Le change et la banque se faisaient en pleine rue, peut-être via de’ Tavolini, comme qui dirait rue des Comptoirs. Le banquier était assis devant une petite table, banco ou tavolino, sur laquelle était étendu un tapis vert, et avait devant lui un sac d’écus et un livre de compte. Le florin d’or de Florence, frappé en 1252 en souvenir de la bataille de Monteaperti, où le parti guelfe chassa le parti gibelin, était pris comme étalon. C’était et ce fut pendant plusieurs siècles la meilleure monnaie d’Europe ; elle était d’or pur à 24 karats[4]. Le sultan de Tunis, l’ayant vue, en augura si bien du

  1. Calimala, de callis malus, ou mauvaise rue, parce qu’elle menait aux mauvais lieux. Calle, dans le vieil italien comme en espagnol, veut dire rue, passage.
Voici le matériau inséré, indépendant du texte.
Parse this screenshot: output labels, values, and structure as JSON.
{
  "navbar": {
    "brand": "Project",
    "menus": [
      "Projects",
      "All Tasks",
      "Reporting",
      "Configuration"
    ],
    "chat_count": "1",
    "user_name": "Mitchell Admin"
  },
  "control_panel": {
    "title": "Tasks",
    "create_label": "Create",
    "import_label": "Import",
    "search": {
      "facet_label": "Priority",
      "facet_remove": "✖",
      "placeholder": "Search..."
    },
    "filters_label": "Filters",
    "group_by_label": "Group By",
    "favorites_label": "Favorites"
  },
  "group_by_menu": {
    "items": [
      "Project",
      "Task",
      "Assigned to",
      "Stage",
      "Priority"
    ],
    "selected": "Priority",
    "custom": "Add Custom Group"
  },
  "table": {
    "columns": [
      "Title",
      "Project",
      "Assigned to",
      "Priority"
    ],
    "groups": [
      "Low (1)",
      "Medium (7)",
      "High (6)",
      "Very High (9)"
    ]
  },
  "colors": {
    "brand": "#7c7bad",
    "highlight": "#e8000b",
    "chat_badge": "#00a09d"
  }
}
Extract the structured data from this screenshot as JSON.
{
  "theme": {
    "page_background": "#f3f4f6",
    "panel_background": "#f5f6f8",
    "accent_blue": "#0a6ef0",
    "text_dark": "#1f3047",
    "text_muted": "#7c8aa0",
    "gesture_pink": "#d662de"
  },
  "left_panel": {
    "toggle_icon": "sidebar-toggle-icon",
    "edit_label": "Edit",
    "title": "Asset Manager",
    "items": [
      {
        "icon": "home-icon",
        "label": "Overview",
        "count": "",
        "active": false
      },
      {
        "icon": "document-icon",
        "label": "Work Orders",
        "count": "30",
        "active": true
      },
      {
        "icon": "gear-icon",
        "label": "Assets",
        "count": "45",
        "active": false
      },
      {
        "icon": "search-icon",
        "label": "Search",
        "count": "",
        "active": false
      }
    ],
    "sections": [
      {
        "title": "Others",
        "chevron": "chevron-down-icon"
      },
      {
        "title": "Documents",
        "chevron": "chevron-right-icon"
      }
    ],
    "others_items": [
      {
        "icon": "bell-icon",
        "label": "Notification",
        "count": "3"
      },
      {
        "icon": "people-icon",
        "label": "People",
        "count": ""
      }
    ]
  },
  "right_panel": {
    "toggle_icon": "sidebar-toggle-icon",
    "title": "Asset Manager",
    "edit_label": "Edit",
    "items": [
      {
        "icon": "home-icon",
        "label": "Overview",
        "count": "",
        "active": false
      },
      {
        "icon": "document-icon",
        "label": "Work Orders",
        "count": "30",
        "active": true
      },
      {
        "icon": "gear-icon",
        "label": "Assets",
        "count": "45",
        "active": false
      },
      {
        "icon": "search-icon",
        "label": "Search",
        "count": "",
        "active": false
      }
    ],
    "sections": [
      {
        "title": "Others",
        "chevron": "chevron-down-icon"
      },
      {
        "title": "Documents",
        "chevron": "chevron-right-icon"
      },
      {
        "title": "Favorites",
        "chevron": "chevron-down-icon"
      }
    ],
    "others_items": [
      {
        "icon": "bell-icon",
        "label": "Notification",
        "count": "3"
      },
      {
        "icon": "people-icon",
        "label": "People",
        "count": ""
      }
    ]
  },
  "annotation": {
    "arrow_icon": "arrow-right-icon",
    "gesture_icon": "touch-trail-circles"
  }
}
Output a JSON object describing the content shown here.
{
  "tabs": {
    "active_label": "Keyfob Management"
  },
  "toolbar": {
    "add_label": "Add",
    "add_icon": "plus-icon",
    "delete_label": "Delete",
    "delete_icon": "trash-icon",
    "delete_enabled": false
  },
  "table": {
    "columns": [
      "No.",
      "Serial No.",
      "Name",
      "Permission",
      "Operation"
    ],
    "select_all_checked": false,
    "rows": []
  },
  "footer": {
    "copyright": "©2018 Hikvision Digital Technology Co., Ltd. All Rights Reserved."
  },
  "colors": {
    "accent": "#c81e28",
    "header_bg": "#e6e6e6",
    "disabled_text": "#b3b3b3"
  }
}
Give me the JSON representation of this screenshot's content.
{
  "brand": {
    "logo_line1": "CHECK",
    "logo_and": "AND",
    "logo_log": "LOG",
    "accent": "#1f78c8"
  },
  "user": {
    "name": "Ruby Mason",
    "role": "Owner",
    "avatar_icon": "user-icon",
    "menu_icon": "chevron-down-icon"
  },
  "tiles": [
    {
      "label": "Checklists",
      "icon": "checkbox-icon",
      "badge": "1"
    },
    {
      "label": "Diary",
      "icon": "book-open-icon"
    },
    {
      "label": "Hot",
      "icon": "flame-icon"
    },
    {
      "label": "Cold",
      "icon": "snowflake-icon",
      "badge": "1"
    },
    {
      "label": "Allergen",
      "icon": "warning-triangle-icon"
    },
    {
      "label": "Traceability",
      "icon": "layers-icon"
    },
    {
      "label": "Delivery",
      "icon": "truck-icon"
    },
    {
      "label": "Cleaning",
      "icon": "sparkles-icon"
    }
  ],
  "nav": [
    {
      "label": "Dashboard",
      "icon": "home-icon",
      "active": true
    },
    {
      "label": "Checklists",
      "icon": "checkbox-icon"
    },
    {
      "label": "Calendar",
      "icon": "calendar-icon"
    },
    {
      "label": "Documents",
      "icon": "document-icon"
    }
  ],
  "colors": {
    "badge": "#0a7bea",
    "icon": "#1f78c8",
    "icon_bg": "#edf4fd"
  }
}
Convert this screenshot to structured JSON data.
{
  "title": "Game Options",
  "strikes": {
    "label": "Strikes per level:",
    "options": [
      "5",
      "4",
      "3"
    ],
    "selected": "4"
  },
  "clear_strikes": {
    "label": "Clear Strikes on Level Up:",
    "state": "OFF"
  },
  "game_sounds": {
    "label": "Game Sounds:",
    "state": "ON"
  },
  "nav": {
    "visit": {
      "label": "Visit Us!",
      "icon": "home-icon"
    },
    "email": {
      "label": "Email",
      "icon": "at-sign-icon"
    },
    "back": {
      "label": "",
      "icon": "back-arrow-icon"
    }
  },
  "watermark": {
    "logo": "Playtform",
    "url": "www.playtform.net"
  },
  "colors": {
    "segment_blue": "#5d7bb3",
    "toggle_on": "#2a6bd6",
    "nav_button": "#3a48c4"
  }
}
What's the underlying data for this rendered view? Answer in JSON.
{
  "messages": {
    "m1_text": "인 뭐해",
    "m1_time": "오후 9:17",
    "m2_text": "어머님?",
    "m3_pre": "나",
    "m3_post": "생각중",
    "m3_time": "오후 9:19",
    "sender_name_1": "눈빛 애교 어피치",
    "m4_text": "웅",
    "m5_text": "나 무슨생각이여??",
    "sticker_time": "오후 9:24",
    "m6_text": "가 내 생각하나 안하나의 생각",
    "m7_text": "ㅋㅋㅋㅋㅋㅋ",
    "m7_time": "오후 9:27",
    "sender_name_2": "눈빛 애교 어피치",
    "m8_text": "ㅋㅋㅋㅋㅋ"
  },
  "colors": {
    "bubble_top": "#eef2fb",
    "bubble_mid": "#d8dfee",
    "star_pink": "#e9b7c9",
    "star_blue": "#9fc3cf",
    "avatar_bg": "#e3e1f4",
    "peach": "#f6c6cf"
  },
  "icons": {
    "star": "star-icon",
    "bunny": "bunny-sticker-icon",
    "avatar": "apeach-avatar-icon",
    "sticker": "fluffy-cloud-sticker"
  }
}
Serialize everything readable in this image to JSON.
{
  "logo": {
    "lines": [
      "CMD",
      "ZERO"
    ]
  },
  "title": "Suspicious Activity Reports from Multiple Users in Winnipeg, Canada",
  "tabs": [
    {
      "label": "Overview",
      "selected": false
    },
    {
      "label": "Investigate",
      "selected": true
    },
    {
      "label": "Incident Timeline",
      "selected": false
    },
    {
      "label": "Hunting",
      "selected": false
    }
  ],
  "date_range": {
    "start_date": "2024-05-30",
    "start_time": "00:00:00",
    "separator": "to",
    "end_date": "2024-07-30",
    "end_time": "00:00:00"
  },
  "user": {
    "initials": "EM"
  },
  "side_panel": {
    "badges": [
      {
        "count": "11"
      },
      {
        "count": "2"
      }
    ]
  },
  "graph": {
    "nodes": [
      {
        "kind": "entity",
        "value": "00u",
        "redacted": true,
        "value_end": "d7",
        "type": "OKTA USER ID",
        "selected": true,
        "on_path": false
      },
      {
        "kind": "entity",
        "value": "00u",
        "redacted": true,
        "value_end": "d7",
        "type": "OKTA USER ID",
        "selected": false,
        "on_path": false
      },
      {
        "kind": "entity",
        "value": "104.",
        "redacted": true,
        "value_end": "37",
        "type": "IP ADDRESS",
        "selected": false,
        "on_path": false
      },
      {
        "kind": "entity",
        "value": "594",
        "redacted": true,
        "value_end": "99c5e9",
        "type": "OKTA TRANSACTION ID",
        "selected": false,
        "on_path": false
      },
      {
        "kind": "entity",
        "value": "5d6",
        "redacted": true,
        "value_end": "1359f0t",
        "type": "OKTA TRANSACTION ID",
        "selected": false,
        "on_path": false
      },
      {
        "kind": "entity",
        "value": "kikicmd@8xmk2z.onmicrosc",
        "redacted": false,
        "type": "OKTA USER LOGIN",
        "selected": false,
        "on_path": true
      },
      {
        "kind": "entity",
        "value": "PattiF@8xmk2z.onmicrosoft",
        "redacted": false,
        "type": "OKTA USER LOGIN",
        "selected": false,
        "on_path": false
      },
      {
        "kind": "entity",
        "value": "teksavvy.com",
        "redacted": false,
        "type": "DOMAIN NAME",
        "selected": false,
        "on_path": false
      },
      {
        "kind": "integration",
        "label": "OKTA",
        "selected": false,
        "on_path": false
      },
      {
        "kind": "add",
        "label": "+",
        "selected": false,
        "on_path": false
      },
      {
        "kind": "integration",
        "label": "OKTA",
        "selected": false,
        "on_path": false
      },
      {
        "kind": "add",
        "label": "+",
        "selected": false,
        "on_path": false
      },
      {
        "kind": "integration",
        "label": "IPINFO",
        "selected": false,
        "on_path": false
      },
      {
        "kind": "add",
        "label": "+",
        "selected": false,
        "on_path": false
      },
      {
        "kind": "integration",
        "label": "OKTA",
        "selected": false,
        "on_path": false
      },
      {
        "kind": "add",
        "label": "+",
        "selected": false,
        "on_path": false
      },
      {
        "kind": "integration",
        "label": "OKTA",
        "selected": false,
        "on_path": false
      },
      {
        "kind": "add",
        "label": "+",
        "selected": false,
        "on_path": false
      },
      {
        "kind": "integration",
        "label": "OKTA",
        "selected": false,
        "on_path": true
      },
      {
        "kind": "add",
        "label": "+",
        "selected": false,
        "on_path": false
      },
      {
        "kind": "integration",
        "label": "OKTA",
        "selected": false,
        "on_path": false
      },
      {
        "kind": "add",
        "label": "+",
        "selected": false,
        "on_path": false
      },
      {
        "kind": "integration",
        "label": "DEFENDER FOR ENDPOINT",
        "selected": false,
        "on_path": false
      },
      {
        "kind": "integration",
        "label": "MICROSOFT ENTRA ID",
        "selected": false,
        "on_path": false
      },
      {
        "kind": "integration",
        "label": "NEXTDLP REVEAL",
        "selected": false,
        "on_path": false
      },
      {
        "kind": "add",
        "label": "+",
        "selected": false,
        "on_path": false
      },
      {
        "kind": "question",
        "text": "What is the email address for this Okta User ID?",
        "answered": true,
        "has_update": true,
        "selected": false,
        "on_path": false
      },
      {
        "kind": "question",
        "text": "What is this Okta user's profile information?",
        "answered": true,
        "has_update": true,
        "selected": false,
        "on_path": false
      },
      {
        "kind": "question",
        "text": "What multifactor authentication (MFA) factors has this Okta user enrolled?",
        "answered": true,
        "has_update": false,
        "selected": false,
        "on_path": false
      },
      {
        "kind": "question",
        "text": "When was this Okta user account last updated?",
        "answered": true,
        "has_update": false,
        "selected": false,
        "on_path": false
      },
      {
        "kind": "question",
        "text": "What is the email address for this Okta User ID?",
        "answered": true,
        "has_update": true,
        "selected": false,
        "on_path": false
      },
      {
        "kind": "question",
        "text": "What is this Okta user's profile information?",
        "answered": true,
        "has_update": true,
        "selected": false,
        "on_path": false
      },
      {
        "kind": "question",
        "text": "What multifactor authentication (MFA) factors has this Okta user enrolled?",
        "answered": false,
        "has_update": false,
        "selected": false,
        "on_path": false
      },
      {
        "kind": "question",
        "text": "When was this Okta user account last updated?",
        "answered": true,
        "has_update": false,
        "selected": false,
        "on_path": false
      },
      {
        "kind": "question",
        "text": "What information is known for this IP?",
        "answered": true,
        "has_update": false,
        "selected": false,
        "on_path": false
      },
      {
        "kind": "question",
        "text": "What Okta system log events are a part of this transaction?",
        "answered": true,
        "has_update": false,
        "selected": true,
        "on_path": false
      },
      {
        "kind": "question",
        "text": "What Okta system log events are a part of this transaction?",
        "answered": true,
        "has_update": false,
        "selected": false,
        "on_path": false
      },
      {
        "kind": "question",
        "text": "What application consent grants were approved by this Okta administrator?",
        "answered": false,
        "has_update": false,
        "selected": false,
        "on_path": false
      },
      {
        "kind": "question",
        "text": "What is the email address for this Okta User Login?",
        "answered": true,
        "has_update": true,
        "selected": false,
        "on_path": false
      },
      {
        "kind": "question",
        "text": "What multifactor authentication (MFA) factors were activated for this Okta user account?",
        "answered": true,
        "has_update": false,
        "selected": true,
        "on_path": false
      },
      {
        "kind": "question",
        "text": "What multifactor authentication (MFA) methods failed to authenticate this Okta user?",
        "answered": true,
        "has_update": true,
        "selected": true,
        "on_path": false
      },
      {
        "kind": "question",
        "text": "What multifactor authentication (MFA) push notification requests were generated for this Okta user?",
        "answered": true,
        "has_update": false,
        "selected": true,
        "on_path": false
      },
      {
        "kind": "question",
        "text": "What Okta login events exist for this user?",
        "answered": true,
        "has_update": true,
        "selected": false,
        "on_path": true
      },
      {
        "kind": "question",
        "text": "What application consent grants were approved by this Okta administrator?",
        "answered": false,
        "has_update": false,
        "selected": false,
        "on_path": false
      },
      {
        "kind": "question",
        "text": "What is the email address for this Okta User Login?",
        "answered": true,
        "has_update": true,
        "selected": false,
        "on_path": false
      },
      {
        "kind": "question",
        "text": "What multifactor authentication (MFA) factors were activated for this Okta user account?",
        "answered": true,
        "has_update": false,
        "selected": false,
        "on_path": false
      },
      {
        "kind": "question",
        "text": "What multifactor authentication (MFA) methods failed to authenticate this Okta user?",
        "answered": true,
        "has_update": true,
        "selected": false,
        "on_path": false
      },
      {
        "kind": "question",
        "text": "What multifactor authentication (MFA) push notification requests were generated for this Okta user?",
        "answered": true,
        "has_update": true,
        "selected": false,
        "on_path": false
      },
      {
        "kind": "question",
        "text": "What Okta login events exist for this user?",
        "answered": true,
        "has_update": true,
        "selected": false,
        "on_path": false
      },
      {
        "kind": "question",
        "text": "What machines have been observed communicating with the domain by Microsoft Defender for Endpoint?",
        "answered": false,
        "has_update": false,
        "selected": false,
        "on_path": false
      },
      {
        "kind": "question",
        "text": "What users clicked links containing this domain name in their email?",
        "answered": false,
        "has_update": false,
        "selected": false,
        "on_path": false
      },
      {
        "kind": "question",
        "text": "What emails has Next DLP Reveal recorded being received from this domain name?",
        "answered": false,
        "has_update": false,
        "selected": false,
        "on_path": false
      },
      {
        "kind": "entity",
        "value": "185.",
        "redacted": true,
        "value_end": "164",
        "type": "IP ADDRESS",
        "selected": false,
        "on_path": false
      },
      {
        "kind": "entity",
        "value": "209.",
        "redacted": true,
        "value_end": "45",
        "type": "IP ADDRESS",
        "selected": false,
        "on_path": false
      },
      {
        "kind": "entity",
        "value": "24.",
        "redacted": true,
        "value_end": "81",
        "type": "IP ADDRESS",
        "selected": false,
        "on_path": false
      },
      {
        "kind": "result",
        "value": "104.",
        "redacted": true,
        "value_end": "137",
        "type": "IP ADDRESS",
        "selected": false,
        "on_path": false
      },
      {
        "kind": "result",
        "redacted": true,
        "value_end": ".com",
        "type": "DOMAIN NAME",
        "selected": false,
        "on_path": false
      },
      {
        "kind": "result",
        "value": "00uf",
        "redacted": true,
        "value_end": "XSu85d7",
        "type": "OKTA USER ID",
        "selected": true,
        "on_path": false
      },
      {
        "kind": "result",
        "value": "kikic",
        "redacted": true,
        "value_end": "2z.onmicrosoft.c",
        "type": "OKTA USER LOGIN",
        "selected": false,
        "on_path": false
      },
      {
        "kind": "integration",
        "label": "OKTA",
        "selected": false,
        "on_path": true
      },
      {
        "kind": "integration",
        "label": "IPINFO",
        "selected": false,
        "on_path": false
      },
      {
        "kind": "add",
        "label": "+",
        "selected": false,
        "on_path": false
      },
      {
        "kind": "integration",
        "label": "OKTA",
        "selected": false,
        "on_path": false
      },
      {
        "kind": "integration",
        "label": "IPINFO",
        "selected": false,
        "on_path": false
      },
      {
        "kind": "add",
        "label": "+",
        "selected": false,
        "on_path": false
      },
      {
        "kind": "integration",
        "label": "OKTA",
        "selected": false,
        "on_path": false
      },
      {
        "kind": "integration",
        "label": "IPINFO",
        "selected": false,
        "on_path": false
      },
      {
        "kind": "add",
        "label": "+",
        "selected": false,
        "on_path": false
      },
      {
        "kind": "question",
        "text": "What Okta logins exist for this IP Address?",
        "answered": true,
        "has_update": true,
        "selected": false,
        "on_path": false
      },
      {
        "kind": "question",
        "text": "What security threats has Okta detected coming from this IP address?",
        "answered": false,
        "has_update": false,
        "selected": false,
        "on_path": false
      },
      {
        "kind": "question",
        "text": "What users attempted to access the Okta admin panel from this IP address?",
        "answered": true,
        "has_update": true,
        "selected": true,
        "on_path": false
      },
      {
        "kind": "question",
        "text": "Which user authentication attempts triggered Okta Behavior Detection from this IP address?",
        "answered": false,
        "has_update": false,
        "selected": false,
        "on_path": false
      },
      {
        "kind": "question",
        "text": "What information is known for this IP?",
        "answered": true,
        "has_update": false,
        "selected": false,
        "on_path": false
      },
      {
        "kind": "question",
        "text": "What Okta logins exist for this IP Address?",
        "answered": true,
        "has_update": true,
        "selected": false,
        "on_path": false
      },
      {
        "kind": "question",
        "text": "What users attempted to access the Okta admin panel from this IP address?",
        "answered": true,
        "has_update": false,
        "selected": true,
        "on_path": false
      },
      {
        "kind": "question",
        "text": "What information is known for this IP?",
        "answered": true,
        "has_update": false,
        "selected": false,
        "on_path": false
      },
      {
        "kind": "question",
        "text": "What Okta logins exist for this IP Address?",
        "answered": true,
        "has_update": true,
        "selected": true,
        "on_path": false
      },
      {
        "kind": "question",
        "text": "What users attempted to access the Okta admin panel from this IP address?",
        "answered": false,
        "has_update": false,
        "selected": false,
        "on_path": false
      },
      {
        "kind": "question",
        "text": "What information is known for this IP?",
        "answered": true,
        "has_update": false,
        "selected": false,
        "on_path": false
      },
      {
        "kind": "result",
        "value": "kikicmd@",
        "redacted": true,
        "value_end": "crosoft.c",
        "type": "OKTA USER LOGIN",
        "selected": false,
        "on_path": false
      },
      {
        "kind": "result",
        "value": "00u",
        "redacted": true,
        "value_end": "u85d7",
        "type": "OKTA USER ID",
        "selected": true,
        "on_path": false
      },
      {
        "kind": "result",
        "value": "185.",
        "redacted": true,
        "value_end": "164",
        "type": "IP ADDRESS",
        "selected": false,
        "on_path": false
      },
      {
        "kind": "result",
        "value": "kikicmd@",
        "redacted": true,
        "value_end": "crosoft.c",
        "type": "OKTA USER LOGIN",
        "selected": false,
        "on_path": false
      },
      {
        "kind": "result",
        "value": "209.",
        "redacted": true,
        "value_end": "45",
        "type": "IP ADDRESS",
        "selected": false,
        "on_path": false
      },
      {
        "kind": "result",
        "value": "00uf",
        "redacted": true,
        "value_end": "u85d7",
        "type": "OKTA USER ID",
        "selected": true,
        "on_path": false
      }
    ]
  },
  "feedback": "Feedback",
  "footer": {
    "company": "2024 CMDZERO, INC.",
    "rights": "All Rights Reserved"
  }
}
  2. Le millésime est très apparent, sauf le chiffre des dizaines et des unités. Domus curiæ artis lanæ civitatis Florentiæ se lit très distinctement.
  3. Et non en 1256, comme dit une inscription en marbre apposée sur la façade de la maison où ces réunions eurent lieu.
  4. Le florin pesait 72 grains, soit 3 grammes 537 milligrammes d’or pur, lesquels, calculés au taux de 3 francs 44 cent, le gramme, représentent l’équivalent de 12 fr 17 cent, de notre monnaie actuelle. C’est la valeur intrinsèque du florin, mais il ne faut pas oublier que le prix de toutes choses, notamment celui du blé, a triplé et quadruplé depuis le XIIIe siècle.